Phase I • Devise an appropriate technique to measure in real-time the traffic arrival rate. This task includes the following subtasks: • Perform extensive review to measure and forecast the arrival traffic rate. Devise a forecast technique that has the following requirements: (1) computationally simplified and optimized with minimal overhead and operations, (2) accurate in terms of being comparable to actual data rate, (3) stable in terms of ignoring short traffic spikes, and (4) responsive in terms of following changes in actual traffic rate. • Examine the effectiveness of the proposed technique to forecast the traffic arrival rate and compare it with other proposed techniques in the literature. The technique must be appropriate for different type of traffics including bursty traffic with empirical packet sizes. Discrete Event Simulation (DES) will be used to assess the performance and effectiveness of our proposed technique. • Plot, analyze, and compare performance of proposed technique for forecasting arrival traffic rate. • Determine (using simulation and fine tuning of parameters) the minimum and maximum values (i.e., confidence interval) of forecasted/estimated traffic rate. These values will be used as the upper and lower thresholds of the cliff point and will be used by the hybrid scheme for switching between interrupt disable-enable and polling. Also they will be used to prevent frequent oscillation and switching between the scheme of interrupt disable-enable and polling, and thereby minimizing the overall overhead.

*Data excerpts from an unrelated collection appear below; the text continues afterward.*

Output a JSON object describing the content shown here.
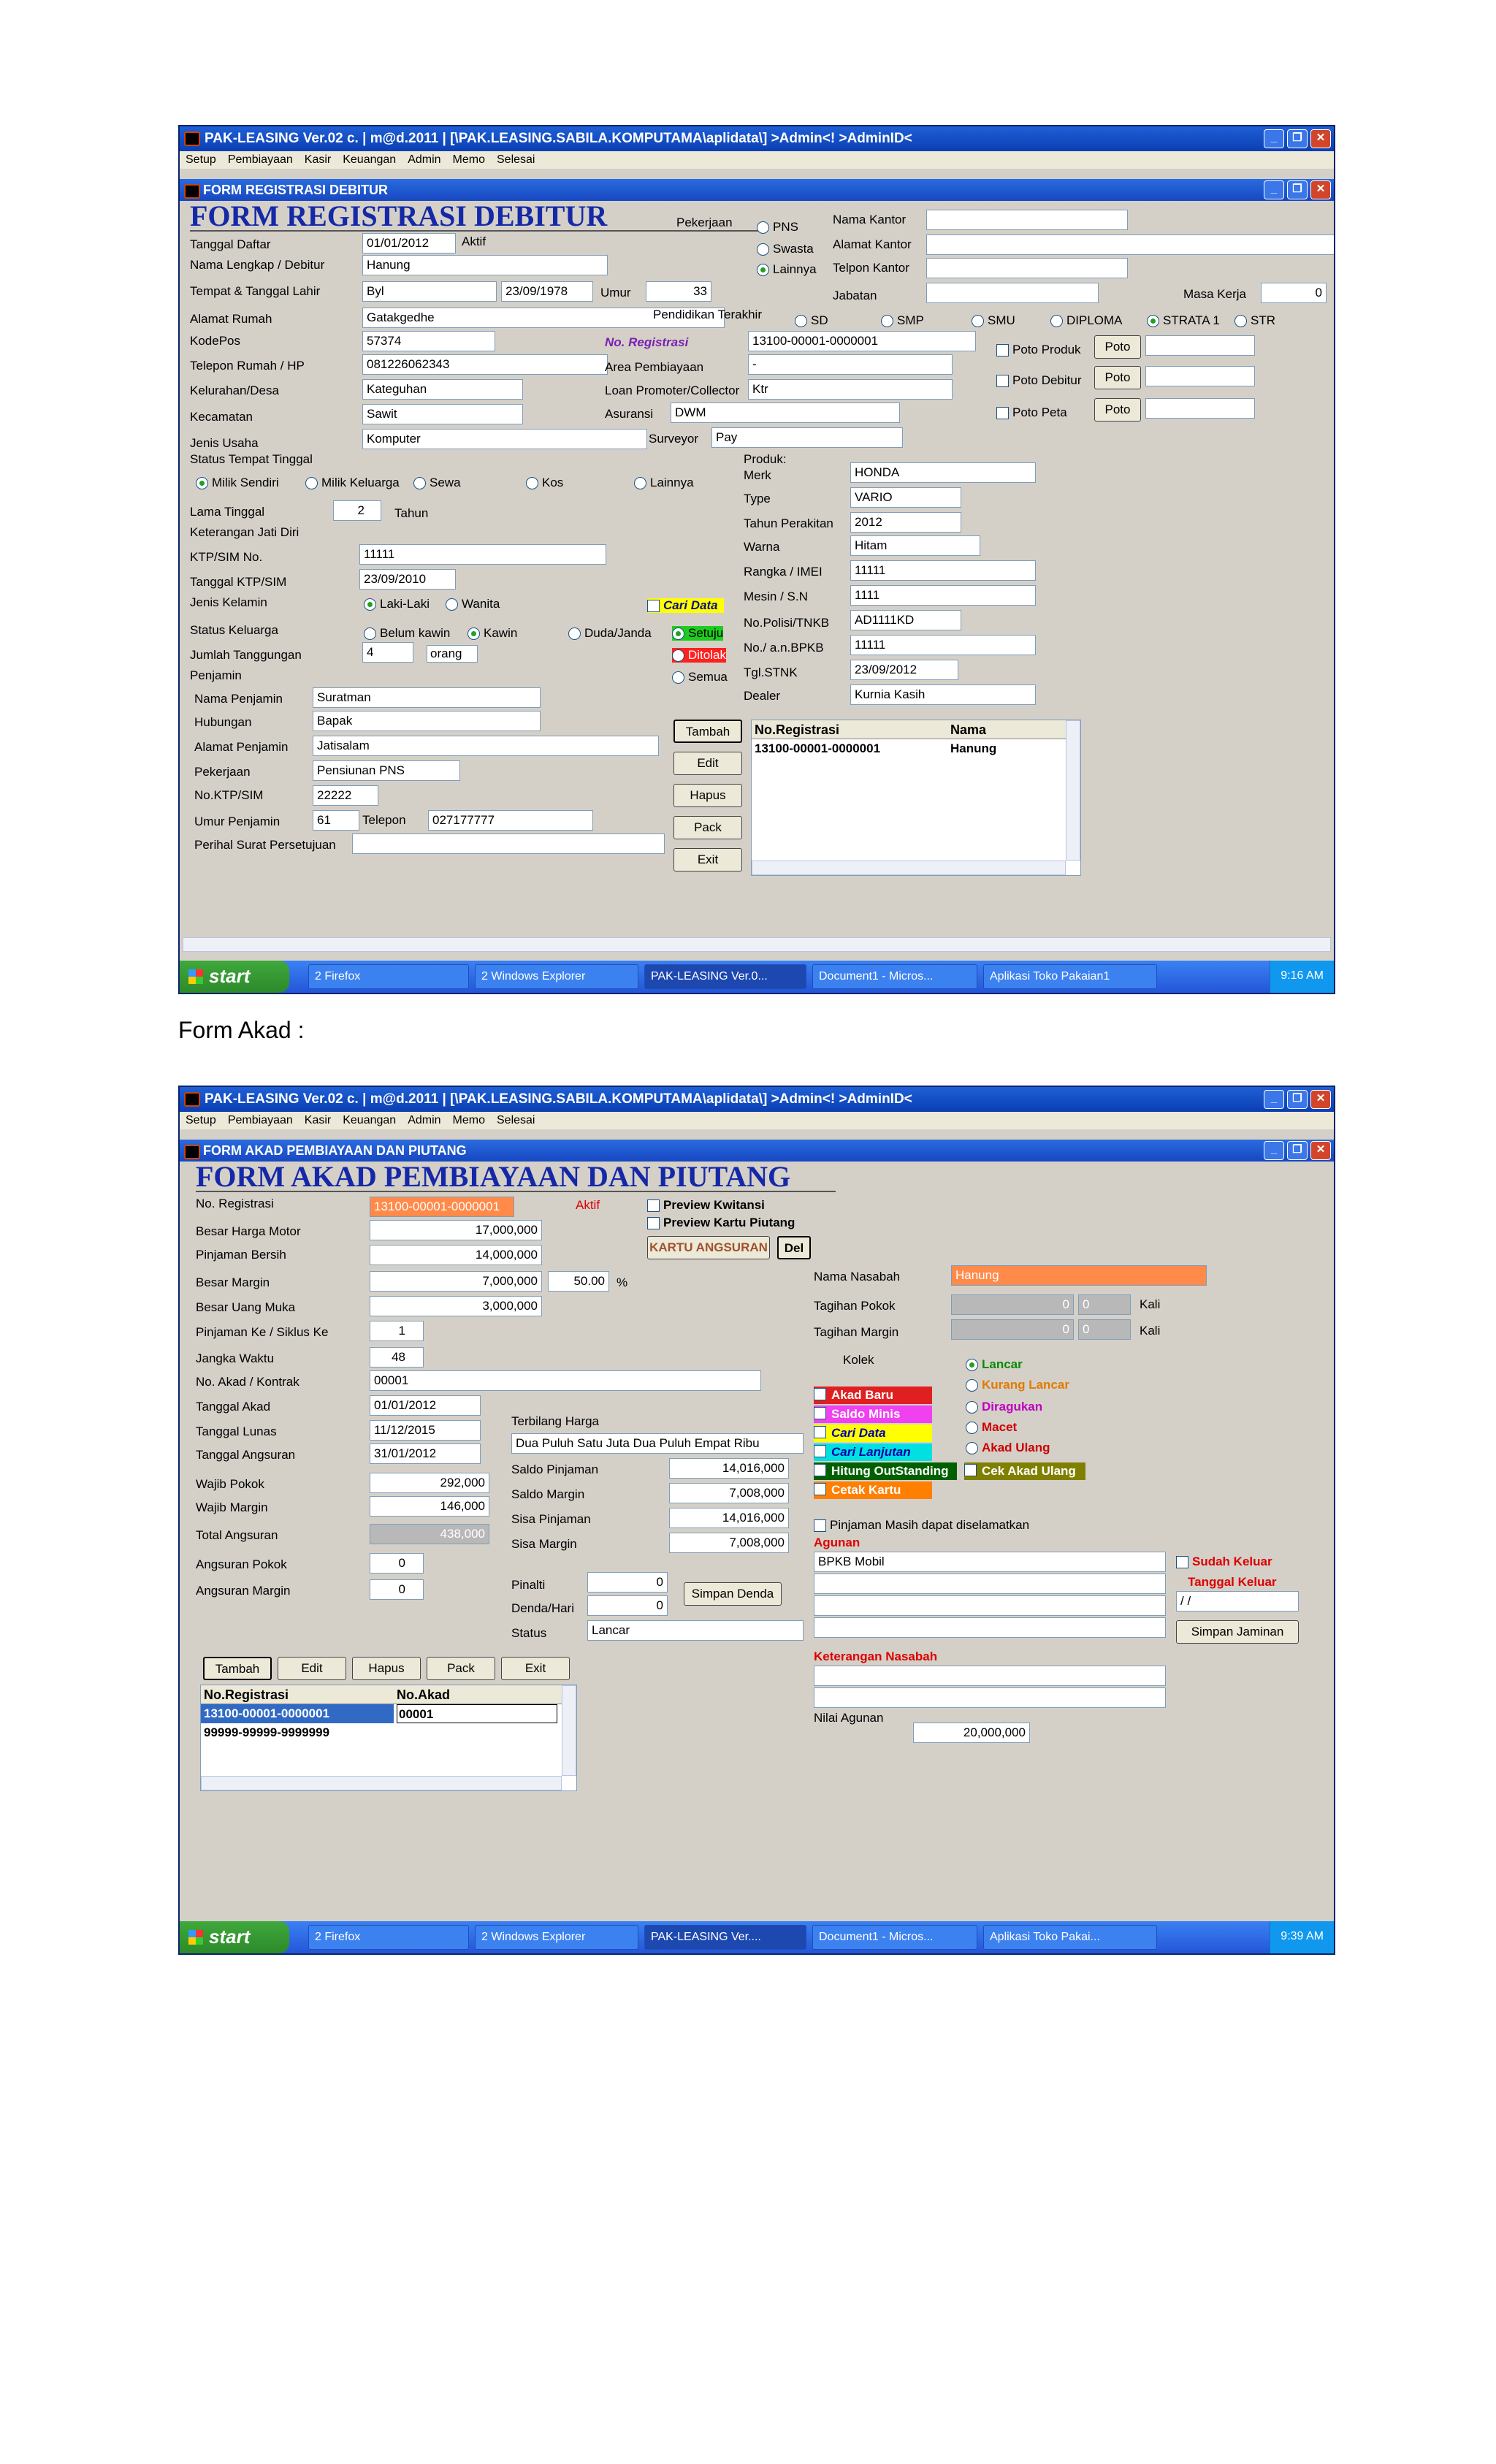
{
  "form1": {
    "window_title": "PAK-LEASING Ver.02 c. | m@d.2011 | [\\PAK.LEASING.SABILA.KOMPUTAMA\\aplidata\\] >Admin<! >AdminID<",
    "menu": [
      "Setup",
      "Pembiayaan",
      "Kasir",
      "Keuangan",
      "Admin",
      "Memo",
      "Selesai"
    ],
    "form_window_title": "FORM REGISTRASI DEBITUR",
    "form_title": "FORM REGISTRASI DEBITUR",
    "labels": {
      "tanggal_daftar": "Tanggal Daftar",
      "aktif": "Aktif",
      "nama": "Nama Lengkap / Debitur",
      "tempat_tgl": "Tempat & Tanggal Lahir",
      "umur": "Umur",
      "alamat": "Alamat Rumah",
      "kodepos": "KodePos",
      "telepon": "Telepon Rumah / HP",
      "kelurahan": "Kelurahan/Desa",
      "kecamatan": "Kecamatan",
      "jenis_usaha": "Jenis Usaha",
      "status_tempat": "Status Tempat Tinggal",
      "lama_tinggal": "Lama Tinggal",
      "tahun": "Tahun",
      "keterangan_jati": "Keterangan Jati Diri",
      "ktp": "KTP/SIM No.",
      "tgl_ktp": "Tanggal KTP/SIM",
      "jenis_kelamin": "Jenis Kelamin",
      "status_keluarga": "Status Keluarga",
      "jumlah_tanggungan": "Jumlah Tanggungan",
      "orang": "orang",
      "penjamin": "Penjamin",
      "nama_penjamin": "Nama Penjamin",
      "hubungan": "Hubungan",
      "alamat_penjamin": "Alamat Penjamin",
      "pekerjaan_penjamin": "Pekerjaan",
      "ktp_penjamin": "No.KTP/SIM",
      "umur_penjamin": "Umur Penjamin",
      "telepon_penjamin": "Telepon",
      "perihal": "Perihal Surat Persetujuan",
      "pekerjaan": "Pekerjaan",
      "nama_kantor": "Nama Kantor",
      "alamat_kantor": "Alamat Kantor",
      "telpon_kantor": "Telpon Kantor",
      "jabatan": "Jabatan",
      "masa_kerja": "Masa Kerja",
      "pendidikan": "Pendidikan Terakhir",
      "no_registrasi": "No. Registrasi",
      "area": "Area Pembiayaan",
      "loan_promoter": "Loan Promoter/Collector",
      "asuransi": "Asuransi",
      "surveyor": "Surveyor",
      "produk": "Produk:",
      "merk": "Merk",
      "type": "Type",
      "tahun_perakitan": "Tahun Perakitan",
      "warna": "Warna",
      "rangka": "Rangka / IMEI",
      "mesin": "Mesin / S.N",
      "nopol": "No.Polisi/TNKB",
      "no_bpkb": "No./ a.n.BPKB",
      "tgl_stnk": "Tgl.STNK",
      "dealer": "Dealer",
      "cari_data": "Cari Data"
    },
    "values": {
      "tanggal_daftar": "01/01/2012",
      "nama": "Hanung",
      "tempat": "Byl",
      "tgl_lahir": "23/09/1978",
      "umur": "33",
      "alamat": "Gatakgedhe",
      "kodepos": "57374",
      "telepon": "081226062343",
      "kelurahan": "Kateguhan",
      "kecamatan": "Sawit",
      "jenis_usaha": "Komputer",
      "lama_tinggal": "2",
      "ktp": "11111",
      "tgl_ktp": "23/09/2010",
      "jumlah_tanggungan": "4",
      "nama_penjamin": "Suratman",
      "hubungan": "Bapak",
      "alamat_penjamin": "Jatisalam",
      "pekerjaan_penjamin": "Pensiunan PNS",
      "ktp_penjamin": "22222",
      "umur_penjamin": "61",
      "telepon_penjamin": "027177777",
      "masa_kerja": "0",
      "no_registrasi": "13100-00001-0000001",
      "area": "-",
      "loan_promoter": "Ktr",
      "asuransi": "DWM",
      "surveyor": "Pay",
      "merk": "HONDA",
      "type": "VARIO",
      "tahun_perakitan": "2012",
      "warna": "Hitam",
      "rangka": "11111",
      "mesin": "1111",
      "nopol": "AD1111KD",
      "no_bpkb": "11111",
      "tgl_stnk": "23/09/2012",
      "dealer": "Kurnia Kasih"
    },
    "pekerjaan_options": [
      "PNS",
      "Swasta",
      "Lainnya"
    ],
    "pendidikan_options": [
      "SD",
      "SMP",
      "SMU",
      "DIPLOMA",
      "STRATA 1",
      "STR"
    ],
    "status_tempat_options": [
      "Milik Sendiri",
      "Milik Keluarga",
      "Sewa",
      "Kos",
      "Lainnya"
    ],
    "kelamin_options": [
      "Laki-Laki",
      "Wanita"
    ],
    "status_keluarga_options": [
      "Belum kawin",
      "Kawin",
      "Duda/Janda"
    ],
    "persetujuan_options": [
      "Setuju",
      "Ditolak",
      "Semua"
    ],
    "poto": [
      {
        "label": "Poto Produk",
        "btn": "Poto"
      },
      {
        "label": "Poto Debitur",
        "btn": "Poto"
      },
      {
        "label": "Poto Peta",
        "btn": "Poto"
      }
    ],
    "buttons": [
      "Tambah",
      "Edit",
      "Hapus",
      "Pack",
      "Exit"
    ],
    "grid": {
      "headers": [
        "No.Registrasi",
        "Nama"
      ],
      "rows": [
        [
          "13100-00001-0000001",
          "Hanung"
        ]
      ]
    },
    "taskbar": {
      "start": "start",
      "tasks": [
        "2 Firefox",
        "2 Windows Explorer",
        "PAK-LEASING Ver.0...",
        "Document1 - Micros...",
        "Aplikasi Toko Pakaian1"
      ],
      "clock": "9:16 AM"
    }
  },
  "caption": "Form Akad :",
  "form2": {
    "window_title": "PAK-LEASING Ver.02 c. | m@d.2011 | [\\PAK.LEASING.SABILA.KOMPUTAMA\\aplidata\\] >Admin<! >AdminID<",
    "menu": [
      "Setup",
      "Pembiayaan",
      "Kasir",
      "Keuangan",
      "Admin",
      "Memo",
      "Selesai"
    ],
    "form_window_title": "FORM AKAD PEMBIAYAAN DAN PIUTANG",
    "form_title": "FORM AKAD PEMBIAYAAN DAN PIUTANG",
    "labels": {
      "no_registrasi": "No. Registrasi",
      "aktif": "Aktif",
      "harga_motor": "Besar Harga Motor",
      "pinjaman_bersih": "Pinjaman Bersih",
      "besar_margin": "Besar Margin",
      "pct": "%",
      "uang_muka": "Besar Uang Muka",
      "pinjaman_ke": "Pinjaman Ke / Siklus Ke",
      "jangka": "Jangka Waktu",
      "no_akad": "No. Akad / Kontrak",
      "tgl_akad": "Tanggal Akad",
      "tgl_lunas": "Tanggal Lunas",
      "tgl_angsuran": "Tanggal Angsuran",
      "wajib_pokok": "Wajib Pokok",
      "wajib_margin": "Wajib Margin",
      "total_angsuran": "Total Angsuran",
      "angsuran_pokok": "Angsuran Pokok",
      "angsuran_margin": "Angsuran Margin",
      "terbilang": "Terbilang Harga",
      "saldo_pinjaman": "Saldo Pinjaman",
      "saldo_margin": "Saldo Margin",
      "sisa_pinjaman": "Sisa Pinjaman",
      "sisa_margin": "Sisa Margin",
      "pinalti": "Pinalti",
      "denda_hari": "Denda/Hari",
      "status": "Status",
      "preview_kwitansi": "Preview Kwitansi",
      "preview_kartu": "Preview Kartu Piutang",
      "kartu_angsuran": "KARTU ANGSURAN",
      "del": "Del",
      "nama_nasabah": "Nama Nasabah",
      "tagihan_pokok": "Tagihan Pokok",
      "tagihan_margin": "Tagihan Margin",
      "kali": "Kali",
      "kolek": "Kolek",
      "pinjaman_masih": "Pinjaman Masih dapat diselamatkan",
      "agunan": "Agunan",
      "sudah_keluar": "Sudah Keluar",
      "tanggal_keluar": "Tanggal Keluar",
      "simpan_jaminan": "Simpan Jaminan",
      "keterangan_nasabah": "Keterangan Nasabah",
      "nilai_agunan": "Nilai Agunan",
      "simpan_denda": "Simpan Denda"
    },
    "values": {
      "no_registrasi": "13100-00001-0000001",
      "harga_motor": "17,000,000",
      "pinjaman_bersih": "14,000,000",
      "besar_margin": "7,000,000",
      "margin_pct": "50.00",
      "uang_muka": "3,000,000",
      "pinjaman_ke": "1",
      "jangka": "48",
      "no_akad": "00001",
      "tgl_akad": "01/01/2012",
      "tgl_lunas": "11/12/2015",
      "tgl_angsuran": "31/01/2012",
      "wajib_pokok": "292,000",
      "wajib_margin": "146,000",
      "total_angsuran": "438,000",
      "angsuran_pokok": "0",
      "angsuran_margin": "0",
      "terbilang": "Dua Puluh Satu Juta Dua Puluh Empat Ribu",
      "saldo_pinjaman": "14,016,000",
      "saldo_margin": "7,008,000",
      "sisa_pinjaman": "14,016,000",
      "sisa_margin": "7,008,000",
      "pinalti": "0",
      "denda_hari": "0",
      "status": "Lancar",
      "nama_nasabah": "Hanung",
      "tagihan_pokok": "0",
      "tagihan_pokok_kali": "0",
      "tagihan_margin": "0",
      "tagihan_margin_kali": "0",
      "agunan": "BPKB Mobil",
      "tanggal_keluar": "/ /",
      "nilai_agunan": "20,000,000"
    },
    "kolek_options": [
      {
        "label": "Lancar",
        "color": "#0a8a0a"
      },
      {
        "label": "Kurang Lancar",
        "color": "#e07a00"
      },
      {
        "label": "Diragukan",
        "color": "#c000c0"
      },
      {
        "label": "Macet",
        "color": "#cc0000"
      },
      {
        "label": "Akad Ulang",
        "color": "#cc0000"
      }
    ],
    "sections": [
      {
        "label": "Akad Baru",
        "color": "#e02020",
        "text": "#fff"
      },
      {
        "label": "Saldo Minis",
        "color": "#f040f0",
        "text": "#fff"
      },
      {
        "label": "Cari Data",
        "color": "#ffff00",
        "text": "#00a"
      },
      {
        "label": "Cari Lanjutan",
        "color": "#00e0e0",
        "text": "#00a"
      },
      {
        "label": "Hitung OutStanding",
        "color": "#006000",
        "text": "#fff"
      },
      {
        "label": "Cetak Kartu",
        "color": "#ff8000",
        "text": "#fff"
      }
    ],
    "cek_akad_ulang": "Cek Akad Ulang",
    "buttons": [
      "Tambah",
      "Edit",
      "Hapus",
      "Pack",
      "Exit"
    ],
    "grid": {
      "headers": [
        "No.Registrasi",
        "No.Akad"
      ],
      "rows": [
        [
          "13100-00001-0000001",
          "00001"
        ],
        [
          "99999-99999-9999999",
          ""
        ]
      ]
    },
    "taskbar": {
      "start": "start",
      "tasks": [
        "2 Firefox",
        "2 Windows Explorer",
        "PAK-LEASING Ver....",
        "Document1 - Micros...",
        "Aplikasi Toko Pakai..."
      ],
      "clock": "9:39 AM"
    }
  }
}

Phase I – cont’d • Understand thoroughly Linux kernel and the complex NAPI code. This would require the following subtasks: • Understand and perform extensive review and study of Linux 2.6 network stack (NAPI) and the NIC network drivers. • Set up a utility called cscope or kscope to navigate and browse the actual Linux code and understand it thoroughly. • Identify exactly what code needs to be changed in both Linux kernel as well as the network driver • Identify how different the code should be to support single processor and multi-processor host, i.e., SMP. • Investigate open known issues or shortcomings with NAPI (other than expected latency at low traffic rate) and critique proposed solutions in the literature. • These shortcomings include: rotten packets and poor network performance under heavy CPU-bound applications. • More importantly, investigate how our proposed solution of hybrid scheme will resolve these known open issues.

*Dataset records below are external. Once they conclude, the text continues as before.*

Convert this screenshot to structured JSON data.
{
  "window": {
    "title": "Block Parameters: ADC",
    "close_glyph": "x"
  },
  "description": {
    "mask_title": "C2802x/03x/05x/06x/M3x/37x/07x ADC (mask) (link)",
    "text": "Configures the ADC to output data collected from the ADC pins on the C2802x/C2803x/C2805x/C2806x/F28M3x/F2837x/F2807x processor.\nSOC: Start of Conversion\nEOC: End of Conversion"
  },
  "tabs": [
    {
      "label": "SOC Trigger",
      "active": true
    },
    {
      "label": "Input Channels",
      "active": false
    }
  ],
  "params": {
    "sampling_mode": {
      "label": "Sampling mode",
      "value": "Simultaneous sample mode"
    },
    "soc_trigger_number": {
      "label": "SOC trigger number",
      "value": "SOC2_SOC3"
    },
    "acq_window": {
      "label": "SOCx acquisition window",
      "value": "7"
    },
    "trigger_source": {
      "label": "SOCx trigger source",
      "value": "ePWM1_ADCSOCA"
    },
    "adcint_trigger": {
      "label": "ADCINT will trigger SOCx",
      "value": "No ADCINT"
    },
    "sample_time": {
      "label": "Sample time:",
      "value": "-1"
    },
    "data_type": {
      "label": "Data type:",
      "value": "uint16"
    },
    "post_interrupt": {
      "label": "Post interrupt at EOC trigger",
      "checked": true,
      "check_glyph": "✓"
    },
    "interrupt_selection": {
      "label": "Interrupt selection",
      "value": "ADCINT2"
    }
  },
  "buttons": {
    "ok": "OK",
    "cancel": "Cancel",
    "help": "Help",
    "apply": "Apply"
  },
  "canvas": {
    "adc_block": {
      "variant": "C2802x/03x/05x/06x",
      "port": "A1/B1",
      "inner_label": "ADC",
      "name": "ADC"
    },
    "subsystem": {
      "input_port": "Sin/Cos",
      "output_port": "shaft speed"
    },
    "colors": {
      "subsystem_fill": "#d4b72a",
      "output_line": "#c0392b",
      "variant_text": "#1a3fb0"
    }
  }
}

Phase II • Modify, test, and recompile the code of Linux 2.6 to implement our proposed hybrid scheme and the scheme to forecast the traffic arrival rate. In addition the code has to handle solutions to rotten packets and the problem of poor performance of network stack under a system heavily loaded with CPU-bound applications. • Learn how to use the IXIA 400T traffic generator/analyzer. Configure simple experiment of generating and receiving packets. • Identify the proper cliff point for the system. This can be accomplished only by determining the interrupt overhead and protocol processing time. The interrupt overhead and protocol processing time will be determined using measurement. • Using IXIA or some other technique, devise a generic and useful way to measure interrupt overhead. Determine the distribution of the interrupt overhead. • Using IXIA or some other technique, devise a way to measure protocol processing at OS level. Determine the distribution of kernel’s protocol processing.

Phase II – cont’d • Using IXIA 400T and a PC with Linux 2.6 and NAPI enabled, measure and plot the following performance metrics: • Packet forwarding latency • Packet forwarding throughput • CPU utilization with packet forwarding • The above experiment will consider the following different configurations and conditions: • Different packet sizes • Traffic distribution: Poisson vs. bursty • Traffic reception and transfer on a single NIC • Traffic reception and transfer on multiple NICs • Using IXIA 400T and a PC with our proposed hybrid scheme, do the same performance measurements as in Task 7 and Task 8. • Plot and compare performance of NAPI and our proposed hybrid scheme. Make proper conclusions. • Compare and evaluate the performance of our solutions for NAPI shortcomings of rotten packets and poor network performance under CPU-bound applications. Consider performance conditions and configurations of Task 7 and Task 8.

Phase III • Examine the performance impact described for previous tasks of (Task 6-11) under Linux support for SMP with dual processors motherboard. • Compare SMP performance to the performance when using only a single processor. This is a huge phase, as six tasks are to be carried out again. Its is to be noted according to RFC 2544 recommendations that in order to obtain a reported value for a single performance point, a test has to be repeated at least 20 times and the reported value must be the average of these 20 recorded values. Also the recommendations and guidelines state that the test has to run at least 20 minutes for obtaining one single reported value. • Ensure that the novel scheme preservers the order of packets, i.e., there is no need for packet re-ordering. • Prepare and deliver the final report

Work Plan

Personal Requirement • The project team will consist of the primary investigator and two graduate students (PhD or MS degree candidates). • The graduate students will be a computer science/engineering graduate and will work under the supervision and guidance of the PI.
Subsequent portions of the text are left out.